Millions of Britons neglect a string of basic personal hygiene tasks – because they are too busy or too lazy, a survey found today.

Researchers found barely half of adults always wash their hands with soap after visiting the toilet.

And shockingly 27 per cent of workers claim to be too rushed at work to wash and dry their hands properly after visiting the toilet.

Additionally, 58 per cent of men regularly skip the morning shower – with one quarter admitting they would rather have the extra time in bed.

Incredibly, one quarter of lazy Brits change their bed sheets just once a month.

Here we have a simple, easy-to-follow story telling the tale that we Brits are dirty, filthy creatures who don’t know the value of soap and have no clue how to keep ourselves clean. There are no prizes for guessing where this one is heading.

Before we get there, a quick note on some of the stats:

  • 58 per cent of men regularly skip the morning shower – this stat is meanignless without a definition of what constitutes ‘regularly’, an analysis of how many respondents had access to a shower (rather than just a bath), and how many respondents opted for a late-night shower instead
  • with one quarter admitting they would rather have the extra time in bed… one in three said they simply couldn’t be bothered – presented as if to seem like a quarter or third of the 2000 people polled, this is actually one quarter of the 58% above, therefore this stat not only suffers from the issues its parent stat does, but also from the issue of now including a much smaller number of respondents
  • One in twenty of the 2,000 adults polled … said the last time they cleaned their toilet was a month ago and 10 per cent said it was two weeks ago – does this reflect the last time their toilet was cleaned, or the last time the respondent cleaned it? It’s beyond plausible that other members of the household could have cleaned the toilet, yet with the incorrect wording of the question we’d see only the last time the particular respondent personally undertook the cleaning.
  • one quarter of lazy Brits change their bed sheets just once a month – oddly this contradicts other equally-scientific ‘findings’ in the past, stating that Brits change their bedsheets either once every three weeks (Daily Mail, April 2012, for shopping channel QVC), or just four times a year (Daily Mail, February 2010, for insurers Sheila’s Wheels). It’s almost as if this isn’t science at all, but meaningless paper-filling PR drivel.

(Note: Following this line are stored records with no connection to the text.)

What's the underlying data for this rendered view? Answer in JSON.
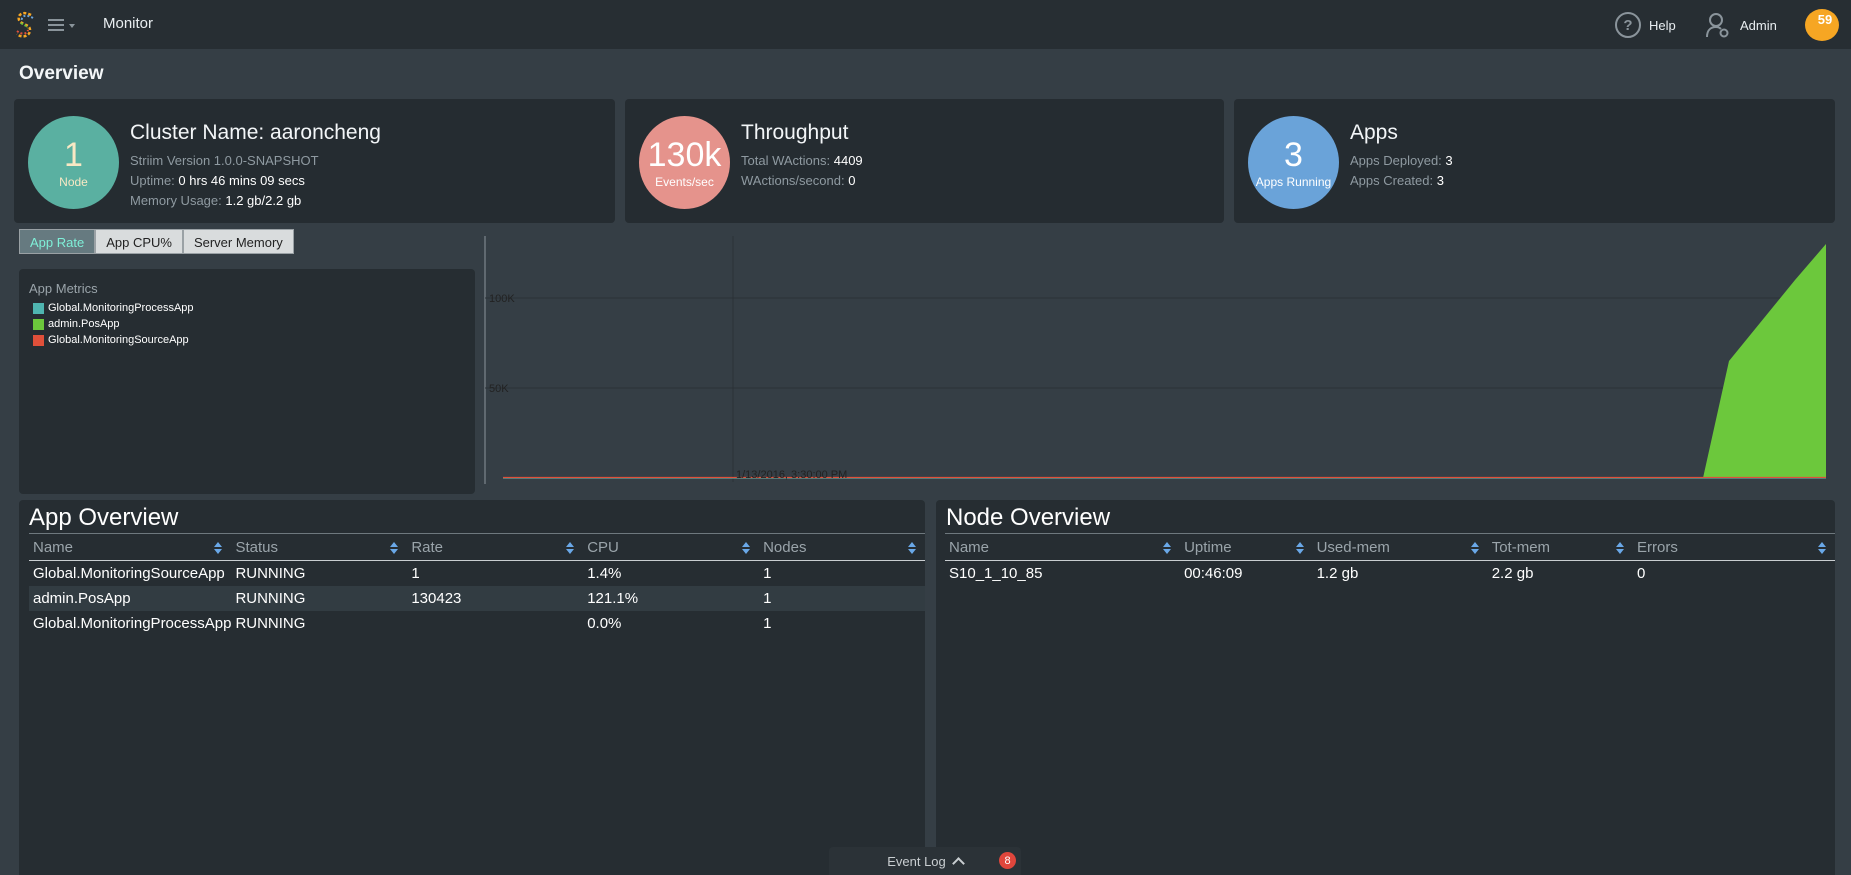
{
  "header": {
    "app_title": "Monitor",
    "help_label": "Help",
    "help_glyph": "?",
    "user_label": "Admin",
    "notification_count": "59"
  },
  "page_title": "Overview",
  "cards": {
    "cluster": {
      "circle_value": "1",
      "circle_label": "Node",
      "circle_color": "#5ab0a1",
      "title": "Cluster Name: aaroncheng",
      "version": "Striim Version 1.0.0-SNAPSHOT",
      "uptime_label": "Uptime:",
      "uptime_value": "0 hrs 46 mins 09 secs",
      "memory_label": "Memory Usage:",
      "memory_value": "1.2 gb/2.2 gb"
    },
    "throughput": {
      "circle_value": "130k",
      "circle_label": "Events/sec",
      "circle_color": "#e5938c",
      "title": "Throughput",
      "total_label": "Total WActions:",
      "total_value": "4409",
      "rate_label": "WActions/second:",
      "rate_value": "0"
    },
    "apps": {
      "circle_value": "3",
      "circle_label": "Apps Running",
      "circle_color": "#6aa3d9",
      "title": "Apps",
      "deployed_label": "Apps Deployed:",
      "deployed_value": "3",
      "created_label": "Apps Created:",
      "created_value": "3"
    }
  },
  "metric_tabs": [
    "App Rate",
    "App CPU%",
    "Server Memory"
  ],
  "legend": {
    "title": "App Metrics",
    "items": [
      {
        "label": "Global.MonitoringProcessApp",
        "color": "#4fb5b0"
      },
      {
        "label": "admin.PosApp",
        "color": "#6cc83c"
      },
      {
        "label": "Global.MonitoringSourceApp",
        "color": "#e0503a"
      }
    ]
  },
  "chart_data": {
    "type": "area",
    "y_ticks": [
      "100K",
      "50K"
    ],
    "x_tick": "1/13/2016, 3:30:00 PM",
    "series": [
      {
        "name": "Global.MonitoringProcessApp",
        "color": "#4fb5b0",
        "values": [
          0,
          0,
          0,
          0,
          0,
          0,
          0
        ]
      },
      {
        "name": "admin.PosApp",
        "color": "#6cc83c",
        "values": [
          0,
          0,
          0,
          0,
          65000,
          110000,
          130000
        ]
      },
      {
        "name": "Global.MonitoringSourceApp",
        "color": "#e0503a",
        "values": [
          1,
          1,
          1,
          1,
          1,
          1,
          1
        ]
      }
    ],
    "ylim": [
      0,
      130000
    ]
  },
  "app_overview": {
    "title": "App Overview",
    "columns": [
      "Name",
      "Status",
      "Rate",
      "CPU",
      "Nodes"
    ],
    "rows": [
      [
        "Global.MonitoringSourceApp",
        "RUNNING",
        "1",
        "1.4%",
        "1"
      ],
      [
        "admin.PosApp",
        "RUNNING",
        "130423",
        "121.1%",
        "1"
      ],
      [
        "Global.MonitoringProcessApp",
        "RUNNING",
        "",
        "0.0%",
        "1"
      ]
    ]
  },
  "node_overview": {
    "title": "Node Overview",
    "columns": [
      "Name",
      "Uptime",
      "Used-mem",
      "Tot-mem",
      "Errors"
    ],
    "rows": [
      [
        "S10_1_10_85",
        "00:46:09",
        "1.2 gb",
        "2.2 gb",
        "0"
      ]
    ]
  },
  "event_log": {
    "label": "Event Log",
    "count": "8"
  }
}
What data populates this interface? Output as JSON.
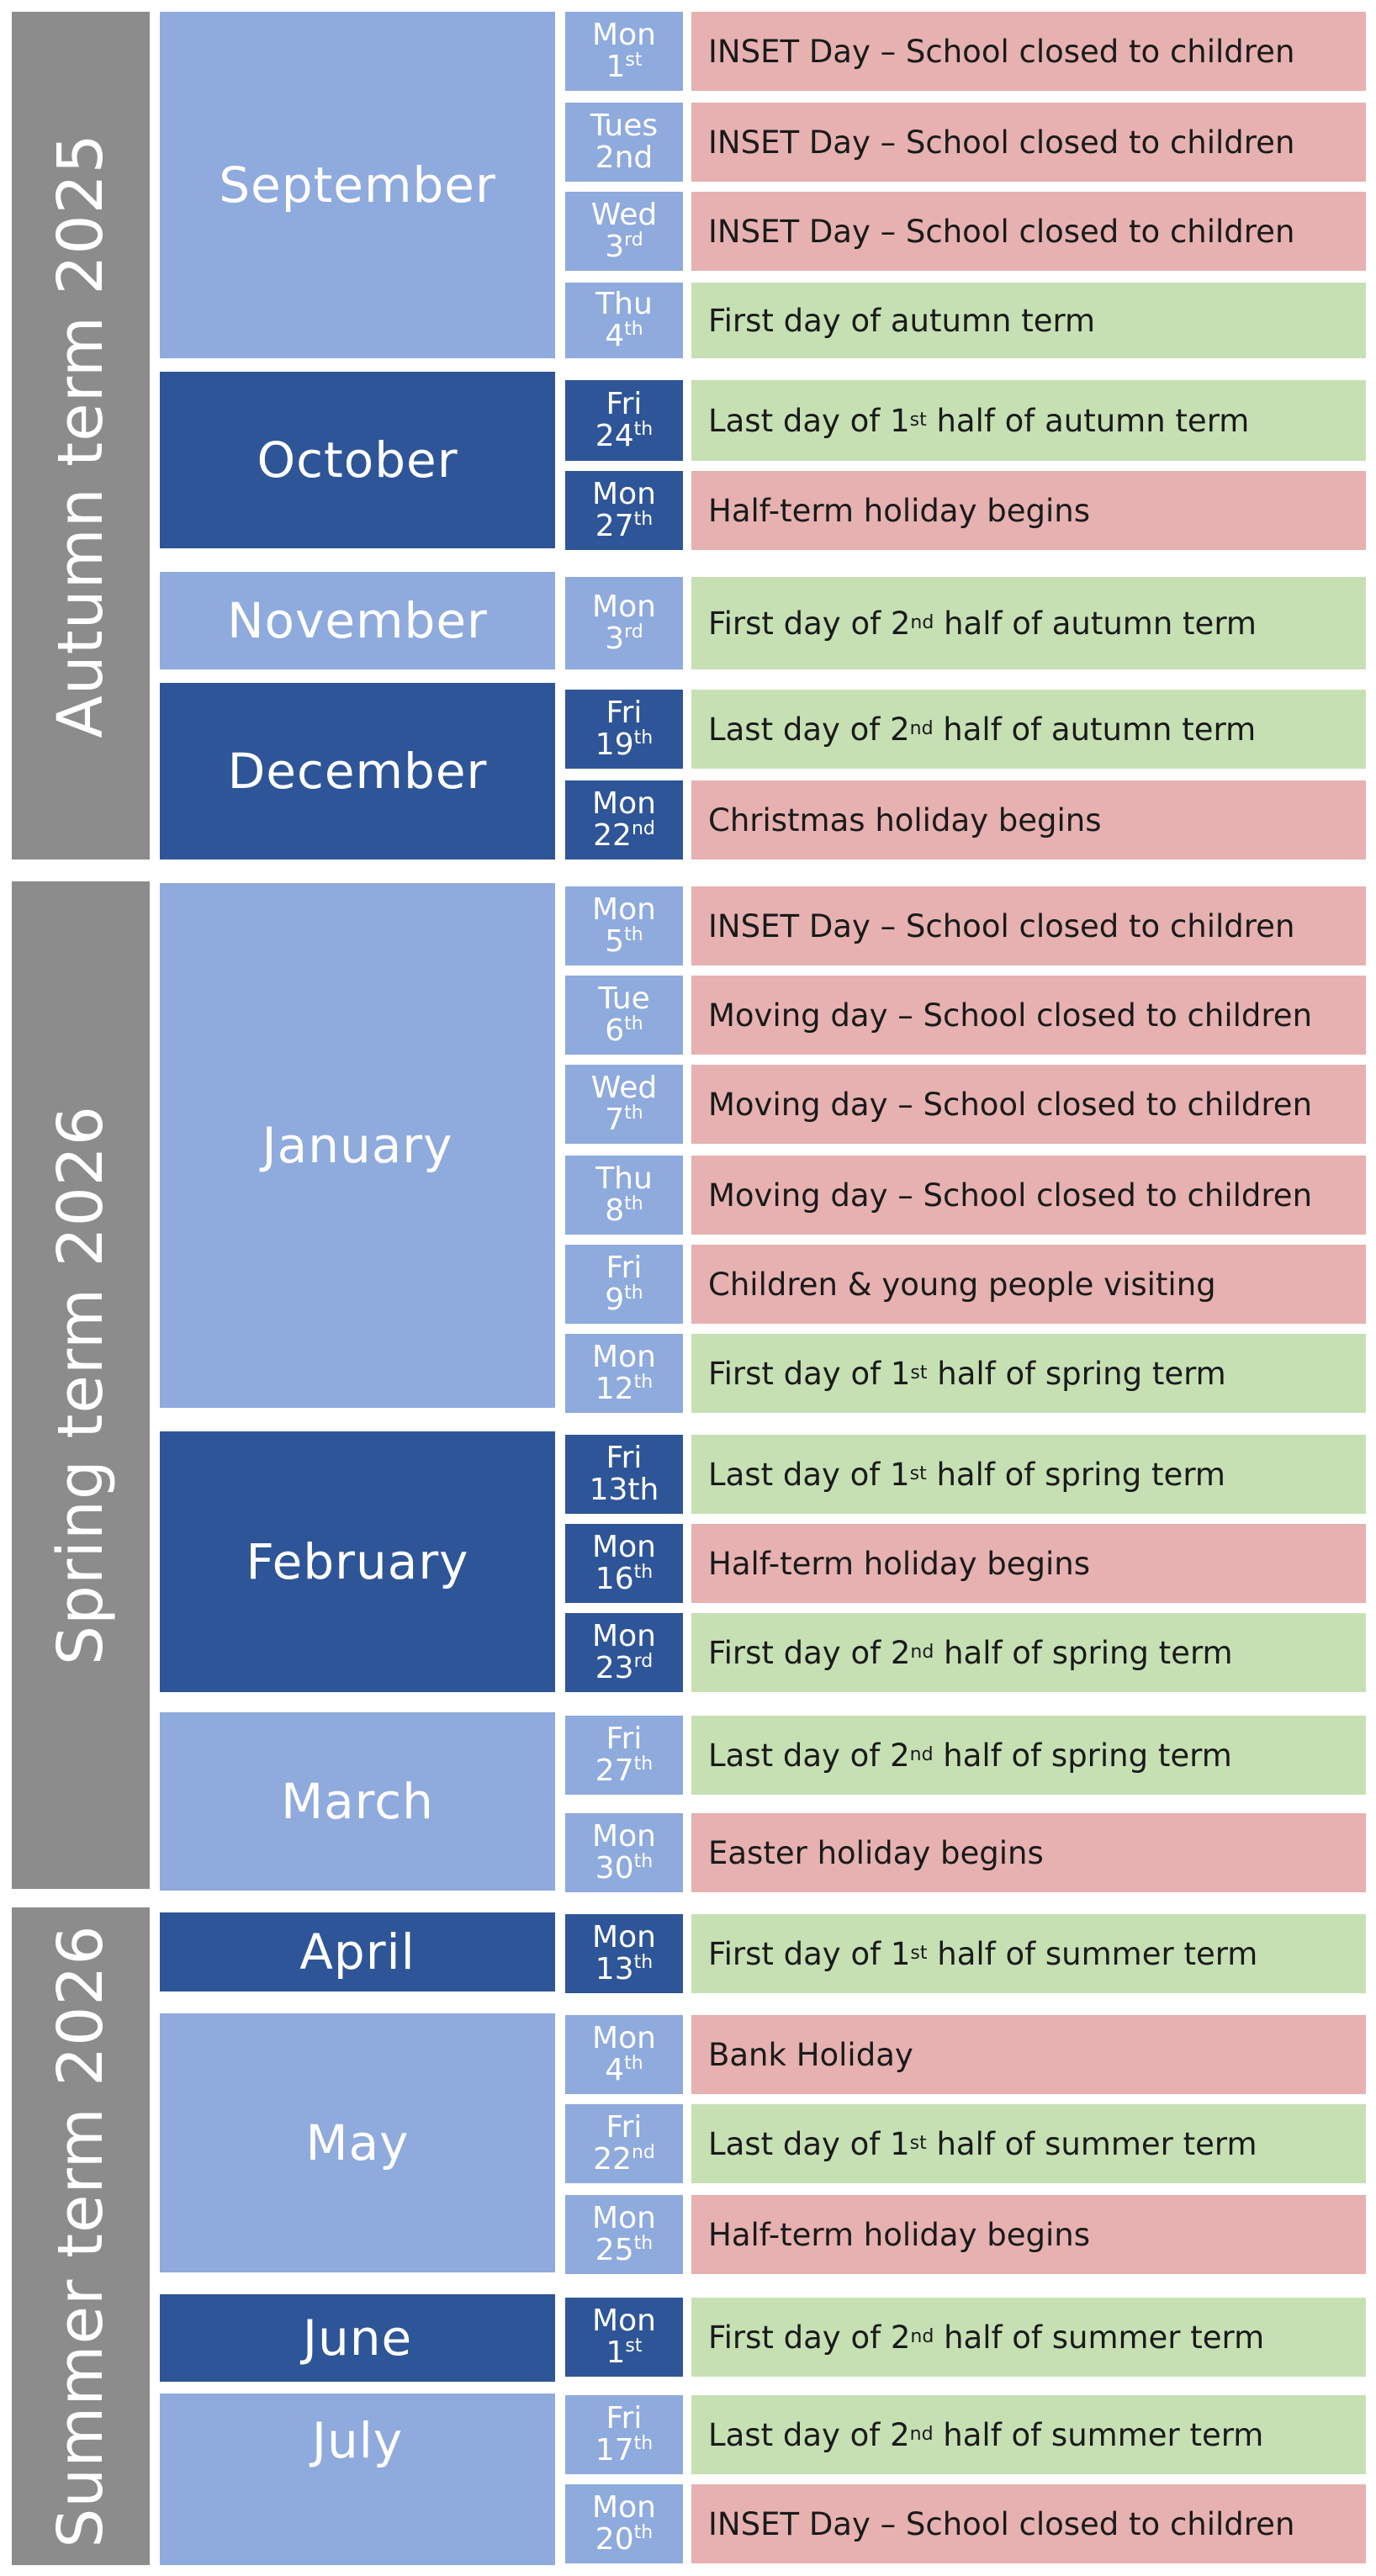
{
  "terms": [
    {
      "label": "Autumn term 2025"
    },
    {
      "label": "Spring term 2026"
    },
    {
      "label": "Summer term 2026"
    }
  ],
  "months": [
    {
      "name": "September",
      "shade": "light"
    },
    {
      "name": "October",
      "shade": "dark"
    },
    {
      "name": "November",
      "shade": "light"
    },
    {
      "name": "December",
      "shade": "dark"
    },
    {
      "name": "January",
      "shade": "light"
    },
    {
      "name": "February",
      "shade": "dark"
    },
    {
      "name": "March",
      "shade": "light"
    },
    {
      "name": "April",
      "shade": "dark"
    },
    {
      "name": "May",
      "shade": "light"
    },
    {
      "name": "June",
      "shade": "dark"
    },
    {
      "name": "July",
      "shade": "light"
    }
  ],
  "entries": [
    {
      "day": "Mon",
      "num": "1",
      "suffix": "st",
      "type": "closed",
      "text": "INSET Day – School closed to children"
    },
    {
      "day": "Tues",
      "num": "2nd",
      "suffix": "",
      "type": "closed",
      "text": "INSET Day – School closed to children"
    },
    {
      "day": "Wed",
      "num": "3",
      "suffix": "rd",
      "type": "closed",
      "text": "INSET Day – School closed to children"
    },
    {
      "day": "Thu",
      "num": "4",
      "suffix": "th",
      "type": "open",
      "text": "First day of autumn term"
    },
    {
      "day": "Fri",
      "num": "24",
      "suffix": "th",
      "type": "open",
      "text": "Last day of 1",
      "textSup": "st",
      "textAfter": " half of autumn term"
    },
    {
      "day": "Mon",
      "num": "27",
      "suffix": "th",
      "type": "closed",
      "text": "Half-term holiday begins"
    },
    {
      "day": "Mon",
      "num": "3",
      "suffix": "rd",
      "type": "open",
      "text": "First day of 2",
      "textSup": "nd",
      "textAfter": " half of autumn term"
    },
    {
      "day": "Fri",
      "num": "19",
      "suffix": "th",
      "type": "open",
      "text": "Last day of 2",
      "textSup": "nd",
      "textAfter": " half of autumn term"
    },
    {
      "day": "Mon",
      "num": "22",
      "suffix": "nd",
      "type": "closed",
      "text": "Christmas holiday begins"
    },
    {
      "day": "Mon",
      "num": "5",
      "suffix": "th",
      "type": "closed",
      "text": "INSET Day – School closed to children"
    },
    {
      "day": "Tue",
      "num": "6",
      "suffix": "th",
      "type": "closed",
      "text": "Moving day – School closed to children"
    },
    {
      "day": "Wed",
      "num": "7",
      "suffix": "th",
      "type": "closed",
      "text": "Moving day – School closed to children"
    },
    {
      "day": "Thu",
      "num": "8",
      "suffix": "th",
      "type": "closed",
      "text": "Moving day – School closed to children"
    },
    {
      "day": "Fri",
      "num": "9",
      "suffix": "th",
      "type": "closed",
      "text": "Children & young people visiting"
    },
    {
      "day": "Mon",
      "num": "12",
      "suffix": "th",
      "type": "open",
      "text": "First day of 1",
      "textSup": "st",
      "textAfter": " half of spring term"
    },
    {
      "day": "Fri",
      "num": "13th",
      "suffix": "",
      "type": "open",
      "text": "Last day of 1",
      "textSup": "st",
      "textAfter": " half of spring term"
    },
    {
      "day": "Mon",
      "num": "16",
      "suffix": "th",
      "type": "closed",
      "text": "Half-term holiday begins"
    },
    {
      "day": "Mon",
      "num": "23",
      "suffix": "rd",
      "type": "open",
      "text": "First day of 2",
      "textSup": "nd",
      "textAfter": " half of spring term"
    },
    {
      "day": "Fri",
      "num": "27",
      "suffix": "th",
      "type": "open",
      "text": "Last day of 2",
      "textSup": "nd",
      "textAfter": " half of spring term"
    },
    {
      "day": "Mon",
      "num": "30",
      "suffix": "th",
      "type": "closed",
      "text": "Easter holiday begins"
    },
    {
      "day": "Mon",
      "num": "13",
      "suffix": "th",
      "type": "open",
      "text": "First day of 1",
      "textSup": "st",
      "textAfter": " half of summer term"
    },
    {
      "day": "Mon",
      "num": "4",
      "suffix": "th",
      "type": "closed",
      "text": "Bank Holiday"
    },
    {
      "day": "Fri",
      "num": "22",
      "suffix": "nd",
      "type": "open",
      "text": "Last day of 1",
      "textSup": "st",
      "textAfter": " half of summer term"
    },
    {
      "day": "Mon",
      "num": "25",
      "suffix": "th",
      "type": "closed",
      "text": "Half-term holiday begins"
    },
    {
      "day": "Mon",
      "num": "1",
      "suffix": "st",
      "type": "open",
      "text": "First day of 2",
      "textSup": "nd",
      "textAfter": " half of summer term"
    },
    {
      "day": "Fri",
      "num": "17",
      "suffix": "th",
      "type": "open",
      "text": "Last day of 2",
      "textSup": "nd",
      "textAfter": " half of summer term"
    },
    {
      "day": "Mon",
      "num": "20",
      "suffix": "th",
      "type": "closed",
      "text": "INSET Day – School closed to children"
    }
  ],
  "colors": {
    "term_bar": "#8c8c8c",
    "month_light": "#8faadc",
    "month_dark": "#2e5597",
    "closed": "#e6b1b0",
    "open": "#c6e0b4"
  }
}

Speaking of which, this was a study conducted on behalf of cleaning product manufacturers Dettol by 72Point’s polling arm (and our old friends) OnePoll – we know that because here it is on their site:

Quite remarkably, the Daily Mail version of the story (which was ‘written’ by Deborah Arthurs) takes 90% of its text directly from the OnePoll press release, meaning that the journalist involved contributed only 10% to the article.

Similarly, the article in the Express, attributed to Jane Matthews, was actually 80% copied and pasted from the press release, making the Jane of the Express twice as good as Deborah of the Daily Mail, but still operating at only a fifth of the quality standard expected of a professional journalist. Value for money, I’m sure you’ll agree.

Now, is anybody else left feeling a bit dirty?